The USAPATRIOT Act broadens the definition of “terrorist organisation”, which could now encompass Greenpeace and would certainly have included the supporters of the movement that is today the legally constituted government of South Africa. The act creates the crime of “domestic terrorism”, which could have been applied to the hugely successful anti-globalisation demonstration against the World Trade Organisation protest in Seattle in 1999. The USAPATRIOT Act also allows for wider use of undercover agents to infiltrate organisations deemed to be “terrorist” (a revival of the discredited Cointelpro program of the FBI to disrupt the progressive, African-American and socialist movements of the 1960s).

US attorney general John Ashcroft is considering even harsher measures, such as the fingerprinting and photographing of 100,000 more Arab and Muslim men, a national ID card and a personal database on every US citizen, more public video surveillance and the use of facial recognition software.

To make detainees more cooperative, the use of “drugs or pressure tactics such as those employed by Israeli interrogators” — in other words, torture — or extradition to “friendly” countries, like Egypt or Jordan, where torture is practised, is being considered.

Human rights are no match for the heavy boots of super-patriotism at war. The detention of 300 prisoners at Guantanamo Bay, in brutalising and dehumanising conditions, “violates every human rights norm relating to preventive detention” but the so-called “war on terror” justifies all.
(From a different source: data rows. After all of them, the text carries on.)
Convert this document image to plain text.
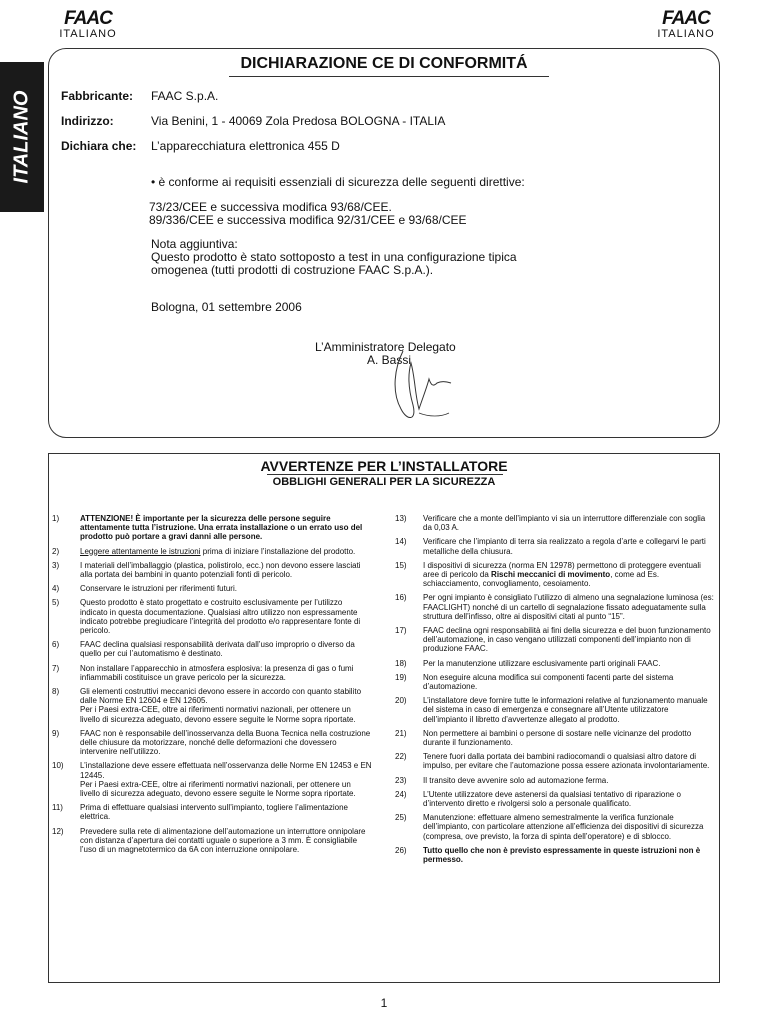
FAAC
ITALIANO
FAAC
ITALIANO
ITALIANO
DICHIARAZIONE CE DI CONFORMITÁ
Fabbricante: FAAC S.p.A.
Indirizzo:	Via Benini, 1 - 40069 Zola Predosa BOLOGNA - ITALIA
Dichiara che: L’apparecchiatura elettronica 455 D
• è conforme ai requisiti essenziali di sicurezza delle seguenti direttive:
73/23/CEE e successiva modifica 93/68/CEE.
89/336/CEE e successiva modifica 92/31/CEE e 93/68/CEE
Nota aggiuntiva:
Questo prodotto è stato sottoposto a test in una configurazione tipica
omogenea (tutti prodotti di costruzione FAAC S.p.A.).
Bologna, 01 settembre 2006
L’Amministratore Delegato
A. Bassi
AVVERTENZE PER L’INSTALLATORE
OBBLIGHI GENERALI PER LA SICUREZZA
1)	ATTENZIONE! È importante per la sicurezza delle persone seguire attentamente tutta l’istruzione. Una errata installazione o un errato uso del prodotto può portare a gravi danni alle persone.
2)	Leggere attentamente le istruzioni prima di iniziare l’installazione del prodotto.
3)	I materiali dell’imballaggio (plastica, polistirolo, ecc.) non devono essere lasciati alla portata dei bambini in quanto potenziali fonti di pericolo.
4)	Conservare le istruzioni per riferimenti futuri.
5)	Questo prodotto è stato progettato e costruito esclusivamente per l’utilizzo indicato in questa documentazione. Qualsiasi altro utilizzo non espressamente indicato potrebbe pregiudicare l’integrità del prodotto e/o rappresentare fonte di pericolo.
6)	FAAC declina qualsiasi responsabilità derivata dall’uso improprio o diverso da quello per cui l’automatismo è destinato.
7)	Non installare l’apparecchio in atmosfera esplosiva: la presenza di gas o fumi infiammabili costituisce un grave pericolo per la sicurezza.
8)	Gli elementi costruttivi meccanici devono essere in accordo con quanto stabilito dalle Norme EN 12604 e EN 12605.
Per i Paesi extra-CEE, oltre ai riferimenti normativi nazionali, per ottenere un livello di sicurezza adeguato, devono essere seguite le Norme sopra riportate.
9)	FAAC non è responsabile dell’inosservanza della Buona Tecnica nella costruzione delle chiusure da motorizzare, nonché delle deformazioni che dovessero intervenire nell’utilizzo.
10)	L’installazione deve essere effettuata nell’osservanza delle Norme EN 12453 e EN 12445.
Per i Paesi extra-CEE, oltre ai riferimenti normativi nazionali, per ottenere un livello di sicurezza adeguato, devono essere seguite le Norme sopra riportate.
11)	Prima di effettuare qualsiasi intervento sull’impianto, togliere l’alimentazione elettrica.
12)	Prevedere sulla rete di alimentazione dell’automazione un interruttore onnipolare con distanza d’apertura dei contatti uguale o superiore a 3 mm. È consigliabile l’uso di un magnetotermico da 6A con interruzione onnipolare.
13)	Verificare che a monte dell’impianto vi sia un interruttore differenziale con soglia da 0,03 A.
14)	Verificare che l’impianto di terra sia realizzato a regola d’arte e collegarvi le parti metalliche della chiusura.
15)	I dispositivi di sicurezza (norma EN 12978) permettono di proteggere eventuali aree di pericolo da Rischi meccanici di movimento, come ad Es. schiacciamento, convogliamento, cesoiamento.
16)	Per ogni impianto è consigliato l’utilizzo di almeno una segnalazione luminosa (es: FAACLIGHT) nonché di un cartello di segnalazione fissato adeguatamente sulla struttura dell’infisso, oltre ai dispositivi citati al punto “15”.
17)	FAAC declina ogni responsabilità ai fini della sicurezza e del buon funzionamento dell’automazione, in caso vengano utilizzati componenti dell’impianto non di produzione FAAC.
18)	Per la manutenzione utilizzare esclusivamente parti originali FAAC.
19)	Non eseguire alcuna modifica sui componenti facenti parte del sistema d’automazione.
20)	L’installatore deve fornire tutte le informazioni relative al funzionamento manuale del sistema in caso di emergenza e consegnare all’Utente utilizzatore dell’impianto il libretto d’avvertenze allegato al prodotto.
21)	Non permettere ai bambini o persone di sostare nelle vicinanze del prodotto durante il funzionamento.
22)	Tenere fuori dalla portata dei bambini radiocomandi o qualsiasi altro datore di impulso, per evitare che l’automazione possa essere azionata involontariamente.
23)	Il transito deve avvenire solo ad automazione ferma.
24)	L’Utente utilizzatore deve astenersi da qualsiasi tentativo di riparazione o d’intervento diretto e rivolgersi solo a personale qualificato.
25)	Manutenzione: effettuare almeno semestralmente la verifica funzionale dell’impianto, con particolare attenzione all’efficienza dei dispositivi di sicurezza (compresa, ove previsto, la forza di spinta dell’operatore) e di sblocco.
26)	Tutto quello che non è previsto espressamente in queste istruzioni non è permesso.
1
Bush has also authorised military tribunals — secret trials with death penalty powers and no independent appeal — for dealing, summarily and without due process, with terrorist “suspects”.

Human Rights Watch notes that the “subordination of human rights” and civil liberties to the “war on terror” is practised by many other governments, including the government of Australian Prime Minister John Howard. By “stroking post-September 11 fears of foreigners”, HRW pointed out, Howard “built his candidacy for re-election in November 2001 around his summary expulsion, in blatant violation of international refugee law, of asylum seekers”.

Although the ACLU's obsessive political “non-partisanship” detracts from the integrity of It's a Free Country by including some contributions from some Democrats (who are predicably silent on Clinton's abuses of civil liberties), and even a Republican (who is from the libertarian right and is loud on rhetoric but a faker who voted for the USAPATRIOT Act), there is more than adequate recompense from Ani Di Franco, Steve Earle, Michael Moore, Howard Zinn and others from the left who make the crucial connections between the “war on terror” abroad and the attacks on civil liberties at home.

Sacrificing freedom for “security”, and launching bombing frenzies, will not end terrorism. As many contributors note, US foreign policy, and the global economic inequality it enforces, lie at the heart of the problem. Standing in solidarity with the innocent victims of the US “war on terror” and repression of civil liberties is essential to stopping governments from acting out of callous and cynical political self-interest in the wake of terrorist outrages.

From Green Left Weekly, December 11, 2002.